Drew Bishop also presented the committee with five separate scenarios for raising taxes as part of the 2026-27 budget. The projected increases range between $194.48 and $499.67.
No decisions were made during the April 20 meeting, according to Cunningham, who chairs the committee. She said the members will need to issue a recommendation during their next meeting on May 11.
Administrators are projecting a $3.116 million revenue surplus at the end of the current school year. According to Cunningham, that calculation is based on averages from the last five school years.
Any additional surplus would initially go into the district's general account, leaving the board to decide how it would be utilized. One option could be to help defray a tax increase for the upcoming school year.
During the meeting, Bishop presented a schedule on budgetary adjustments that has reduced projected expenditures by $1.161 million. A $600,000 decrease in the district's charter school payments, facilitated by changes to the state's tuition rate calculation, accounts for the largest amount of savings.
The schedule also identifies more than $159,000 in electricity savings, more than $110,000 in a projected reduction in substitute costs, and $80,000 for the purchase of laptops during the current school year, as opposed to the next year.
"All the reductions are good," Cunningham said Tuesday afternoon. "There may be more."

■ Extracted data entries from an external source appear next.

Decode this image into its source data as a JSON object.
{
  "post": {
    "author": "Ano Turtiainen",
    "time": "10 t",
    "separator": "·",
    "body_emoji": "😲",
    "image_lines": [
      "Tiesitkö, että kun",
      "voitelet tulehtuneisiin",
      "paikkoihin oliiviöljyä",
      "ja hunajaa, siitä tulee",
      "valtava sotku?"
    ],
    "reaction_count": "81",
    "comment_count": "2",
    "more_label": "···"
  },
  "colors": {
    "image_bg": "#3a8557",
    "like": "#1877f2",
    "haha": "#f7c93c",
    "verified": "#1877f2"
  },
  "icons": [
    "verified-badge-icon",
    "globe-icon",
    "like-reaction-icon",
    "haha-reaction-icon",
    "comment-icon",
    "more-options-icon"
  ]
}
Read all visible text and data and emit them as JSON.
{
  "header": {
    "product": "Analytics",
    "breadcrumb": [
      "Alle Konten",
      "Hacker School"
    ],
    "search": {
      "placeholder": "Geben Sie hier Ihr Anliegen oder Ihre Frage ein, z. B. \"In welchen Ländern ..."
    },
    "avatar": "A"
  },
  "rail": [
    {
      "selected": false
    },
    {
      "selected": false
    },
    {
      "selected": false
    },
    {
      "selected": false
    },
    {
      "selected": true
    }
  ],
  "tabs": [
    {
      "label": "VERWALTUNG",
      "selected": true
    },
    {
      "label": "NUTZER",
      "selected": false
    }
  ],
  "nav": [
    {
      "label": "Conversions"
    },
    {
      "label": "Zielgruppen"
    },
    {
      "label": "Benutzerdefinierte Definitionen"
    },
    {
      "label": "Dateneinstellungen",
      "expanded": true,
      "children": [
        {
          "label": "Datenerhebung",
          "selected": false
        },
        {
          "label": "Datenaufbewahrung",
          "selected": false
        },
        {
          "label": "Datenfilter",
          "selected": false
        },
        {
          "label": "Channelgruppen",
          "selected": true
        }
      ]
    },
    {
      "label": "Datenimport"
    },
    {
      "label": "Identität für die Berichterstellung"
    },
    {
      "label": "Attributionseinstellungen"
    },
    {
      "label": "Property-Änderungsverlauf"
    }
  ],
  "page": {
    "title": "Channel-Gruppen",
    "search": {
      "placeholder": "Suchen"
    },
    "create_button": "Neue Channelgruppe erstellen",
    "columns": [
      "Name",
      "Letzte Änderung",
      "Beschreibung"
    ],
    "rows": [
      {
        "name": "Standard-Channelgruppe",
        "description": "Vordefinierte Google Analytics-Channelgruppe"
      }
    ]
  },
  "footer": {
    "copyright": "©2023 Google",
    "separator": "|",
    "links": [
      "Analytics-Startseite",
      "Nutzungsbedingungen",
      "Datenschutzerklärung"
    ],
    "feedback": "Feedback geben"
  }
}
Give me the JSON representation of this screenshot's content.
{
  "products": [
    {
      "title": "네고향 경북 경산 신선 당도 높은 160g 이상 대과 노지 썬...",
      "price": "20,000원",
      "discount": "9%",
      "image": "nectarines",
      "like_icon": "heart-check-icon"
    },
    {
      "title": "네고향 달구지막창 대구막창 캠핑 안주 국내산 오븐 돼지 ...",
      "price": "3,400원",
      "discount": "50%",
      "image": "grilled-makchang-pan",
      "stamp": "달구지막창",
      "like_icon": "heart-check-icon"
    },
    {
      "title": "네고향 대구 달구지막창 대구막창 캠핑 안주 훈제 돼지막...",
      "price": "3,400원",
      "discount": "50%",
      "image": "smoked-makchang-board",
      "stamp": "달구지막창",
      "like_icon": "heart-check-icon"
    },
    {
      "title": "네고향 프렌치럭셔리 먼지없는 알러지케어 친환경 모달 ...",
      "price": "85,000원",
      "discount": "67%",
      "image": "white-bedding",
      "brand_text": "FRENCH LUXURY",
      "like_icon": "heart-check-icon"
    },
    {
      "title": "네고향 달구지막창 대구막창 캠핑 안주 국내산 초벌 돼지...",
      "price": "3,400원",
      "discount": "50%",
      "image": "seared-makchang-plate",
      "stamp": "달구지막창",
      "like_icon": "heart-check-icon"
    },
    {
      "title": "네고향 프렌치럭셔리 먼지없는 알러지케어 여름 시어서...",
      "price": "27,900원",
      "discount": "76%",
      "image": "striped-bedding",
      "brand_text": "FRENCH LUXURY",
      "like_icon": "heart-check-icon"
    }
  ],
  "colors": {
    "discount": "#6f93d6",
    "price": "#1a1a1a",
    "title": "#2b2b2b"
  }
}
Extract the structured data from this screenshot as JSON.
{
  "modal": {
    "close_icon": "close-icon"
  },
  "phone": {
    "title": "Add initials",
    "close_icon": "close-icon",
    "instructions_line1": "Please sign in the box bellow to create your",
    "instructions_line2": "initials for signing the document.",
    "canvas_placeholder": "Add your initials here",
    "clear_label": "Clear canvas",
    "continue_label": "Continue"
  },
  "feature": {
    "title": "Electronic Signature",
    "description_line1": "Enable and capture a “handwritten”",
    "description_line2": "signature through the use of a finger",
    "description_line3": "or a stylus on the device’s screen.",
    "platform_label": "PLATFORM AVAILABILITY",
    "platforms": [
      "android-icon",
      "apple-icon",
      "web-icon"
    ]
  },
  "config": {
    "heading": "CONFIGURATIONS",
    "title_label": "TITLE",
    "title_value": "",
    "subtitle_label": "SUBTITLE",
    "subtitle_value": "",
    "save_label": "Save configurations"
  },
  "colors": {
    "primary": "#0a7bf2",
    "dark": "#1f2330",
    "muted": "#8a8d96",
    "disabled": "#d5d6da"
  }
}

Projected expenditures for next year's budget, $88.636 million, account for a $1.161 million decrease over the current year. Next year's projected revenue of $80.278 million is $6,735 less than the current year, according to information embedded in the meeting agenda posted on the district's website.
The five projected tax increase scenarios are influenced by the district's State Tax Equalization Board ratio. According to Cunningham, it creates a built-in 10 percent tax increase without any action related to millage by the board.
By not adjusting the millage rate, property owners would pay an additional $499.67 for the average home assessed at $126,051. At a two percent decrease in the millage rate, that total drops to $397.94.
A five percent millage increase would reduce that number to $245.34. A six percent increase drops the figure to $194.48. The final scenario, which would involve changing the multi-county calculation and reducing the school ratio, creates an increase of $289.52.